The current giants of the online world have noticed this shift already. Just last month, Snap launched its My AI chatbot powered by ChatGPT, and yesterday, Discord said it would use ChatGPT to improve the conversational abilities of its Clyde chatbot. Meta, too, seems to be developing similar features, with Mark Zuckerberg promising in February that the company is exploring the creation of “AI personas that can help people in a variety of ways.” What that means isn’t clear, but Facebook already runs a simulated version of its site populated by AI users in order to model and predict the behavior of their human counterparts.

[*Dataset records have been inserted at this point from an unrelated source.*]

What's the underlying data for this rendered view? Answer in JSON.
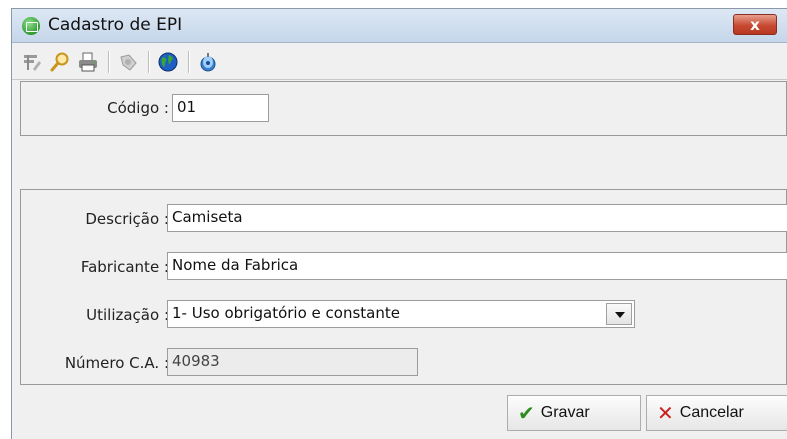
{
  "window": {
    "title": "Cadastro de EPI",
    "close_label": "x"
  },
  "toolbar": {
    "icons": [
      "edit-icon",
      "search-icon",
      "print-icon",
      "tools-icon",
      "globe-icon",
      "help-icon"
    ]
  },
  "codigo": {
    "label": "Código :",
    "value": "01"
  },
  "form": {
    "descricao": {
      "label": "Descrição :",
      "value": "Camiseta"
    },
    "fabricante": {
      "label": "Fabricante :",
      "value": "Nome da Fabrica"
    },
    "utilizacao": {
      "label": "Utilização :",
      "value": "1- Uso obrigatório e constante"
    },
    "numero_ca": {
      "label": "Número C.A. :",
      "value": "40983"
    }
  },
  "buttons": {
    "save_label": "Gravar",
    "cancel_label": "Cancelar"
  },
  "colors": {
    "save_check": "#2e8b1f",
    "cancel_x": "#c62020"
  }
}
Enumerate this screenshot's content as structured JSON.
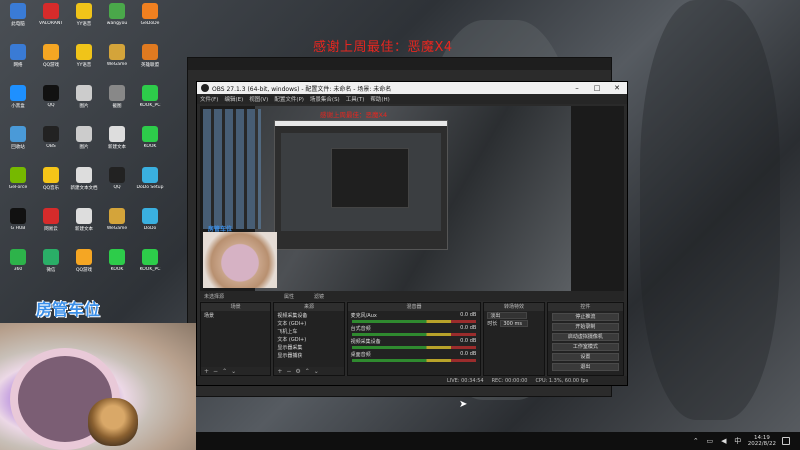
{
  "banner": "感谢上周最佳：恶魔X4",
  "desktop_icons": [
    {
      "label": "此电脑",
      "color": "#3a7bd5"
    },
    {
      "label": "VALORANT",
      "color": "#d62b2b"
    },
    {
      "label": "YY语音",
      "color": "#f0c419"
    },
    {
      "label": "wangyou",
      "color": "#4aa84a"
    },
    {
      "label": "GeDoDe",
      "color": "#f08020"
    },
    {
      "label": "网络",
      "color": "#3a7bd5"
    },
    {
      "label": "QQ游戏",
      "color": "#f5a623"
    },
    {
      "label": "YY语音",
      "color": "#f0c419"
    },
    {
      "label": "WeGame",
      "color": "#d4a43a"
    },
    {
      "label": "英雄联盟",
      "color": "#e07a20"
    },
    {
      "label": "小黑盒",
      "color": "#1e90ff"
    },
    {
      "label": "QQ",
      "color": "#111"
    },
    {
      "label": "图片",
      "color": "#cccccc"
    },
    {
      "label": "截图",
      "color": "#888"
    },
    {
      "label": "KOOK_PC",
      "color": "#2dcc4a"
    },
    {
      "label": "回收站",
      "color": "#4a9ad8"
    },
    {
      "label": "OBS",
      "color": "#222"
    },
    {
      "label": "图片",
      "color": "#cccccc"
    },
    {
      "label": "新建文本",
      "color": "#ddd"
    },
    {
      "label": "KOOK",
      "color": "#2dcc4a"
    },
    {
      "label": "GeForce",
      "color": "#76b900"
    },
    {
      "label": "QQ音乐",
      "color": "#f5c518"
    },
    {
      "label": "新建文本文档",
      "color": "#ddd"
    },
    {
      "label": "QQ",
      "color": "#222"
    },
    {
      "label": "DoDo Setup",
      "color": "#3ab0e0"
    },
    {
      "label": "G HUB",
      "color": "#111"
    },
    {
      "label": "网易云",
      "color": "#d62b2b"
    },
    {
      "label": "新建文本",
      "color": "#ddd"
    },
    {
      "label": "WeGame",
      "color": "#d4a43a"
    },
    {
      "label": "DoDo",
      "color": "#3ab0e0"
    },
    {
      "label": "360",
      "color": "#2db34a"
    },
    {
      "label": "微信",
      "color": "#2aae67"
    },
    {
      "label": "QQ游戏",
      "color": "#f5a623"
    },
    {
      "label": "KOOK",
      "color": "#2dcc4a"
    },
    {
      "label": "KOOK_PC",
      "color": "#2dcc4a"
    }
  ],
  "chat_banner": "房管车位",
  "obs": {
    "title": "OBS 27.1.3 (64-bit, windows) - 配置文件: 未命名 - 场景: 未命名",
    "controls": [
      "–",
      "□",
      "✕"
    ],
    "menu": [
      "文件(F)",
      "编辑(E)",
      "视图(V)",
      "配置文件(P)",
      "场景集合(S)",
      "工具(T)",
      "帮助(H)"
    ],
    "preview_banner": "感谢上周最佳：恶魔X4",
    "preview_cam_label": "房管车位",
    "source_label": "未选择源",
    "properties_label": "属性",
    "filters_label": "滤镜",
    "docks": {
      "scenes": {
        "title": "场景",
        "items": [
          "场景"
        ]
      },
      "sources": {
        "title": "来源",
        "items": [
          "视频采集设备",
          "文本 (GDI+)",
          "飞机上车",
          "文本 (GDI+)",
          "显示器采集",
          "显示器捕获"
        ]
      },
      "mixer": {
        "title": "混音器",
        "channels": [
          {
            "name": "麦克风/Aux",
            "level": "0.0 dB"
          },
          {
            "name": "台式音频",
            "level": "0.0 dB"
          },
          {
            "name": "视频采集设备",
            "level": "0.0 dB"
          },
          {
            "name": "桌面音频",
            "level": "0.0 dB"
          }
        ]
      },
      "transitions": {
        "title": "转场特效",
        "type": "淡出",
        "duration_label": "时长",
        "duration": "300 ms"
      },
      "controls": {
        "title": "控件",
        "buttons": [
          "停止推流",
          "开始录制",
          "启动虚拟摄像机",
          "工作室模式",
          "设置",
          "退出"
        ]
      }
    },
    "status": {
      "live": "LIVE: 00:34:54",
      "rec": "REC: 00:00:00",
      "cpu": "CPU: 1.3%, 60.00 fps"
    }
  },
  "taskbar": {
    "time": "14:19",
    "date": "2022/8/22",
    "ime": "中"
  }
}
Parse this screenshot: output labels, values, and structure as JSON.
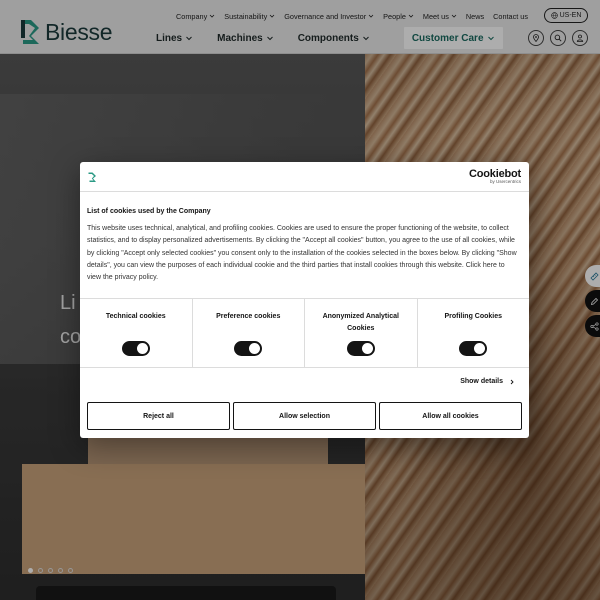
{
  "brand": {
    "name": "Biesse",
    "accent": "#1a6b60",
    "dark": "#1b3a3c"
  },
  "topnav": {
    "items": [
      {
        "label": "Company"
      },
      {
        "label": "Sustainability"
      },
      {
        "label": "Governance and Investor"
      },
      {
        "label": "People"
      },
      {
        "label": "Meet us"
      },
      {
        "label": "News"
      },
      {
        "label": "Contact us"
      }
    ],
    "language": "US-EN"
  },
  "mainnav": {
    "items": [
      {
        "label": "Lines"
      },
      {
        "label": "Machines"
      },
      {
        "label": "Components"
      },
      {
        "label": "Customer Care"
      }
    ]
  },
  "header_icons": [
    "location-pin-icon",
    "search-icon",
    "user-icon"
  ],
  "hero": {
    "text_line1": "Li",
    "text_line2": "co",
    "slides": 5,
    "active_slide": 1
  },
  "side_tabs": [
    "ruler-icon",
    "pencil-icon",
    "network-icon"
  ],
  "cookie_dialog": {
    "provider": "Cookiebot",
    "provider_by": "by Usercentrics",
    "title": "List of cookies used by the Company",
    "text": "This website uses technical, analytical, and profiling cookies. Cookies are used to ensure the proper functioning of the website, to collect statistics, and to display personalized advertisements. By clicking the \"Accept all cookies\" button, you agree to the use of all cookies, while by clicking \"Accept only selected cookies\" you consent only to the installation of the cookies selected in the boxes below. By clicking \"Show details\", you can view the purposes of each individual cookie and the third parties that install cookies through this website. Click here to view the privacy policy.",
    "categories": [
      {
        "label": "Technical cookies",
        "enabled": true
      },
      {
        "label": "Preference cookies",
        "enabled": true
      },
      {
        "label": "Anonymized Analytical Cookies",
        "enabled": true
      },
      {
        "label": "Profiling Cookies",
        "enabled": true
      }
    ],
    "show_details": "Show details",
    "buttons": {
      "reject": "Reject all",
      "allow_selection": "Allow selection",
      "allow_all": "Allow all cookies"
    }
  }
}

But introducing chatbots to these platforms may be their death knell, too. I recently read a blog post by musician and writer Damon Krukowski in which he compared Spotify’s AI DJ feature to the rise of digital projectors in cinemas: a tool that was supposed to automate human labor but instead led to a drop in screen quality and, suggests Krukowski, a decline in cinema attendance. “Eliminate the labor,” he writes, “and you will eventually eliminate the spaces for which those jobs were created.” Maybe if we eliminate the labor involved in social networks — which is the job of posting, always posting — our role in these platforms will disappear as well. Let the AIs argue, then. I’ll announce my retirement on LinkedIn.